Beberapa lokasi dibakar dan dihancurkan. Korban jiwa berjatuhan. Warga pribumi
menyerbu dengan ganasnya. Loa Hay Yang tahu, tak berapa lama lagi, kelenteng
Boen Tek Bio akan menjadi sasaran warga yang mengamuk. Dan akhir – akhir itu,
ia bersama Biksu Lin Guang Liang bersembhayang lebih banyak dibanding biasanya.
Sore
hari tiba. Loa Hay Yang sedang membereskan beberapa barang ketika terdengar
suara riuh. Awalnya ia mengabaikannya. Namun lama kelamaan suara – suara
tersebut semakin keras. Suara orang – orang yang berteriak dengan marah. Sang
Biksu menghampirinya tanpa berkata – kata. Loa Hay Yang tidak cukup berani
untuk keluar dari kelenteng. Ia melongokkan kepalanya keluar dari jendela. Dari
kejauhan, ia melihat keramaian orang yang berteriak – teriak. Hampir semuanya
membawa sesuatu di tangannya.
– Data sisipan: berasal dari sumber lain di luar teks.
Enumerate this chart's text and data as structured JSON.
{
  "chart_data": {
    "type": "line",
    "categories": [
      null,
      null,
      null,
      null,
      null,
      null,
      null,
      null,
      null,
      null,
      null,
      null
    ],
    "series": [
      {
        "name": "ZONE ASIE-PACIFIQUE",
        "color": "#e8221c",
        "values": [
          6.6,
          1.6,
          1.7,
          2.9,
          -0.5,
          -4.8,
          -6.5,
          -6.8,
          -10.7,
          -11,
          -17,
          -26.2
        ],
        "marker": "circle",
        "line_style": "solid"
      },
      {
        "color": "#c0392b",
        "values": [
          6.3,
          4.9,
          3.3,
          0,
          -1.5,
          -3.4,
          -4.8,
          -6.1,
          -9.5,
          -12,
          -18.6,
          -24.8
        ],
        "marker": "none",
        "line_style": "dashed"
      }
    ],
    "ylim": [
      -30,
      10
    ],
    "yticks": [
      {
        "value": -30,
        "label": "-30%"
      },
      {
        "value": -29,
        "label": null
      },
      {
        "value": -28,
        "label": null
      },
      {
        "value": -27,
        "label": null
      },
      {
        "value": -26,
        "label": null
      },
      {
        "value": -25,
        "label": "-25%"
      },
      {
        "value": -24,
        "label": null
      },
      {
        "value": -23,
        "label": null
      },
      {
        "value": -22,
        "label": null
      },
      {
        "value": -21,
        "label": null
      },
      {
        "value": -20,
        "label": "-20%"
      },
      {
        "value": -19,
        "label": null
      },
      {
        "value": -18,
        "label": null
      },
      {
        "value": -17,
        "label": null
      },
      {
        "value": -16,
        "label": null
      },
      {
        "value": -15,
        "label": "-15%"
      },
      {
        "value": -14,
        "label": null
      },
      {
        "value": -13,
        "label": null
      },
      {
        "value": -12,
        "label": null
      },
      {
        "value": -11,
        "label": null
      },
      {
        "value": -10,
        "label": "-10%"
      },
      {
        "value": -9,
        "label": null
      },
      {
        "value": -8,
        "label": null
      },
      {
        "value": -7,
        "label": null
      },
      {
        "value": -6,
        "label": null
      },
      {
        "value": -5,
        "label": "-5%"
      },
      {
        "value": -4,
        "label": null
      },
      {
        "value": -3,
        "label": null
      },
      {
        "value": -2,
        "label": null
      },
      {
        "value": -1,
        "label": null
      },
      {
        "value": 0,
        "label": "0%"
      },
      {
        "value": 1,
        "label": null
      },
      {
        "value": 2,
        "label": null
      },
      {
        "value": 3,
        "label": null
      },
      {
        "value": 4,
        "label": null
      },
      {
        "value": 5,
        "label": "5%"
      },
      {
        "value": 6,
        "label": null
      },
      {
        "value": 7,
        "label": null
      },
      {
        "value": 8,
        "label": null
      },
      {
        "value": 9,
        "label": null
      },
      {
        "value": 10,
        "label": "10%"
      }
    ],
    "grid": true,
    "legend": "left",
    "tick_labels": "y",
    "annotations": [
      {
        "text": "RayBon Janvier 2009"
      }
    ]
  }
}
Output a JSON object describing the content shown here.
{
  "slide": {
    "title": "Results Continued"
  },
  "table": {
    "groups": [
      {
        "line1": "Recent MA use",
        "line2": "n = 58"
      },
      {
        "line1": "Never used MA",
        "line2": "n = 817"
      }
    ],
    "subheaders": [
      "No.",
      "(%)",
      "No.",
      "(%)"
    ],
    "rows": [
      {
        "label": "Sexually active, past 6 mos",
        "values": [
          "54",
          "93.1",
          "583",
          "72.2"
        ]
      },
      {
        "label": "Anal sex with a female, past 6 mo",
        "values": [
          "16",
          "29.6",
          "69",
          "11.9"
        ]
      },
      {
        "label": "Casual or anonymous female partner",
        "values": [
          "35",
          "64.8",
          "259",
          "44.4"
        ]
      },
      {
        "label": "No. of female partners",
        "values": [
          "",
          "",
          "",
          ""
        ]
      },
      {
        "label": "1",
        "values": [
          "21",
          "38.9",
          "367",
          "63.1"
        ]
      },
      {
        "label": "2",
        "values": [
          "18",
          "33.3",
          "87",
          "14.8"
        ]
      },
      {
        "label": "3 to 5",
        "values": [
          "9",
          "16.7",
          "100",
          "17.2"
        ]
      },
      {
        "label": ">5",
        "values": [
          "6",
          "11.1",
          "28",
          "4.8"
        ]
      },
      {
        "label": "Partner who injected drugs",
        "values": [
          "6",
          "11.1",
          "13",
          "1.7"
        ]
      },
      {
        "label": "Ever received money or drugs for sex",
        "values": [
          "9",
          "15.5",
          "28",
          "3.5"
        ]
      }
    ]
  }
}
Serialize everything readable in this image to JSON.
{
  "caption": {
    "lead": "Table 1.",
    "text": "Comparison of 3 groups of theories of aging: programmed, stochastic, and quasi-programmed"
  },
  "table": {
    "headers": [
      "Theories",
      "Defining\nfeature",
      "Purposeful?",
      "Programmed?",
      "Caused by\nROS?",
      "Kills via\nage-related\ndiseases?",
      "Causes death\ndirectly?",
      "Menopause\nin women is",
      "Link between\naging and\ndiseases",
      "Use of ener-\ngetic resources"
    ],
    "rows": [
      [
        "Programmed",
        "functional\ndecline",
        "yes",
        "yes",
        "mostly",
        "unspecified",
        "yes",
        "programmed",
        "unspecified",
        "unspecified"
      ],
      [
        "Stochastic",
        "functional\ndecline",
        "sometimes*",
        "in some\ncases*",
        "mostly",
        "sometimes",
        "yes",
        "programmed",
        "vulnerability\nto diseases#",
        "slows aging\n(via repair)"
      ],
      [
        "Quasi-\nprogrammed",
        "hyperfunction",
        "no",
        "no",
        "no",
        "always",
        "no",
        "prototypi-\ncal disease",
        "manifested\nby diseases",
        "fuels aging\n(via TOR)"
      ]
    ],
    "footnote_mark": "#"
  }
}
Benda panjang, jirigen minyak, dan lain
sebagainya. Dengan wajah pucat, ia memberi tahu apa yang ia lihat pada Biksu
Lin Guang Liang.
“Mungkin
sebaiknya kita bersembunyi Bhante.” Kata Loa Hay Yang dengan ketakutan.
Sang
Biksu menggeleng. “Mari kita berdoa.” ujarnya. Loa Hay Yang tidak membantah
perkataan tersebut.
Mereka
berdoa dan terus berdoa meminta perlindungan dari Dewa Dewi. Sementara itu,
suara – suara diluar semakin keras dan akhirnya menjadi sangat keras. Baik Loa
Hay Yang maupun Biksu Lin Guang Liang tidak menghentikan doa mereka. Suara
orang – orang yang berteriakan dan derap langkah yang keras terdengar begitu
jelas. Loa Hay Yang sangat ketakutan, namun tak menghentikan doanya.
Tak
berapa lama, suara – suara tersebut hilang bagaikan ditelan angin. Mereka
menghentikan doa mereka dan memberanikan diri keluar dari kelenteng. Hal yang
sama dengan beberapa bulan yang lalu mereka dapati. Warga setempat berkumpul di
depan kelenteng Boen Tek Bio. Salah seorang warga menghampiri mereka dengan
raut wajah heran dan terkejut.
“Apa
yang terjadi?” tanya Biksu.
“Ada
beberapa orang tak dikenal yang datang dan merusak beberapa rumah kami.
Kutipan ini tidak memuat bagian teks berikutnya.